Cogeneration (or cogen for short) usually involves installing a gas generator to a site to create electricity. In making the electricity, the generator creates heat, which heats water that is used for other purposes on the site. Normally, this heat would be expelled to the air and otherwise be wasted, effectively pissing away about half the energy of the fuel burned.
Cogen is handy if you, for example, operate a municipal pool. The hot water could be used for showers, cleaning and keeping the pool warm while the electricity keeps the pumps running, the lights on and the PA system operating. If you were brewing, a process that uses lots of heat and electricity, then the benefits are obvious. The result is you use natural gas more efficiently than the electricity bought off the grid and save money.
It’s worth noting that buying and installing a cogen system is neither simple nor cheap. Over the course of three to five years, you may make back your investment in savings on your power bills – if the underlying engineering was correct – and then go on to save money for the rest of the life of the equipment, which could last another decade or two. But a few million is required in the short term to get it off the ground. Even in the few cases where it is suitable, making the client appreciate the benefits of cogen is difficult.

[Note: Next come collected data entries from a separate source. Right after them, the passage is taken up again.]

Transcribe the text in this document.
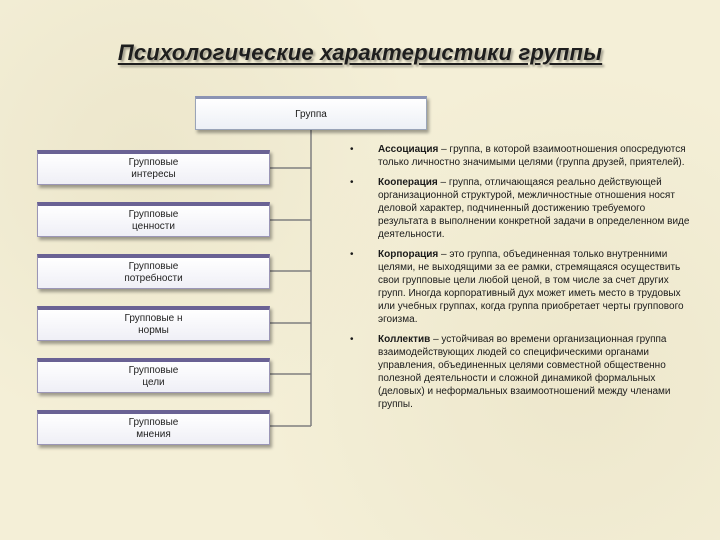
Психологические характеристики группы
Группа
Групповые
интересы
Групповые
ценности
Групповые
потребности
Групповые н
нормы
Групповые
цели
Групповые
мнения
• Ассоциация – группа, в которой взаимоотношения опосредуются только личностно значимыми целями (группа друзей, приятелей).
• Кооперация – группа, отличающаяся реально действующей организационной структурой, межличностные отношения носят деловой характер, подчиненный достижению требуемого результата в выполнении конкретной задачи в определенном виде деятельности.
• Корпорация – это группа, объединенная только внутренними целями, не выходящими за ее рамки, стремящаяся осуществить свои групповые цели любой ценой, в том числе за счет других групп. Иногда корпоративный дух может иметь место в трудовых или учебных группах, когда группа приобретает черты группового эгоизма.
• Коллектив – устойчивая во времени организационная группа взаимодействующих людей со специфическими органами управления, объединенных целями совместной общественно полезной деятельности и сложной динамикой формальных (деловых) и неформальных взаимоотношений между членами группы.
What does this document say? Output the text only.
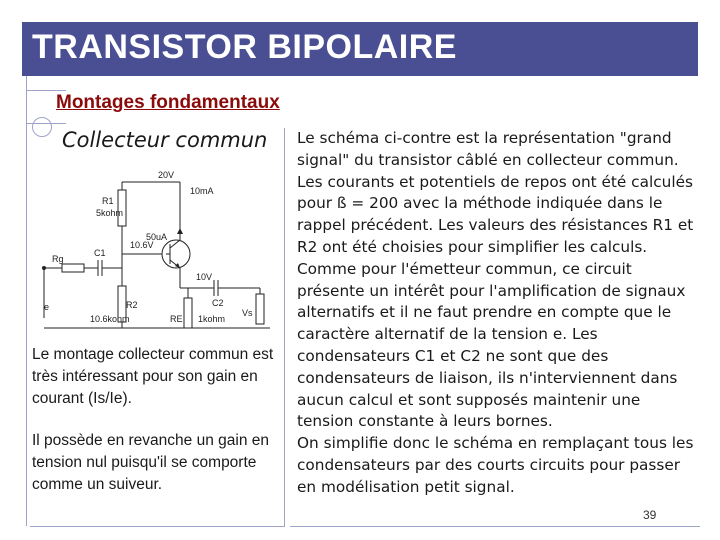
TRANSISTOR BIPOLAIRE
Montages fondamentaux
Collecteur commun
20V
10mA
R1
5kohm
10.6V
50uA
Rg
10V
C1
C2
R2
10.6kohm	RE 1kohm
Vs
e
Le montage collecteur commun est très intéressant pour son gain en courant (Is/Ie).
Il possède en revanche un gain en tension nul puisqu'il se comporte comme un suiveur.

Le schéma ci-contre est la représentation "grand signal" du transistor câblé en collecteur commun. Les courants et potentiels de repos ont été calculés pour ß = 200 avec la méthode indiquée dans le rappel précédent. Les valeurs des résistances R1 et R2 ont été choisies pour simplifier les calculs.

Comme pour l'émetteur commun, ce circuit présente un intérêt pour l'amplification de signaux alternatifs et il ne faut prendre en compte que le caractère alternatif de la tension e. Les condensateurs C1 et C2 ne sont que des condensateurs de liaison, ils n'interviennent dans aucun calcul et sont supposés maintenir une tension constante à leurs bornes.

On simplifie donc le schéma en remplaçant tous les condensateurs par des courts circuits pour passer en modélisation petit signal.

39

While many people like to trash major brewers and their crafty subsidiaries, it’s unlikely that Little Creatures, before the $380 million buyout, would have had the funds to embark on such an ambitious project. Even if they did, ultimately Lion Co/Kirin is paying for the Geelong brewery and they should be commended for taking a real step towards sustainable brewing.
However, Little Creatures isn’t the only brewer looking at quiet sustainability. The Schwartzes (i.e. Sydney Brewery) recently bought the Crowne Plaza in the Hunter and are reportedly installing a brewery. They are also considering cogen plant to help reduce the environmental impact of the resort. If it goes ahead, we may think higher of them than we would have otherwise.
We recently talked about a craft beer bubble. One thing that no one mentioned is that in the face of escalating energy and water costs, the ones who do the best in the coming years will be those able to do the most with the least. Remember that using local ingredients isn’t the only way to be green.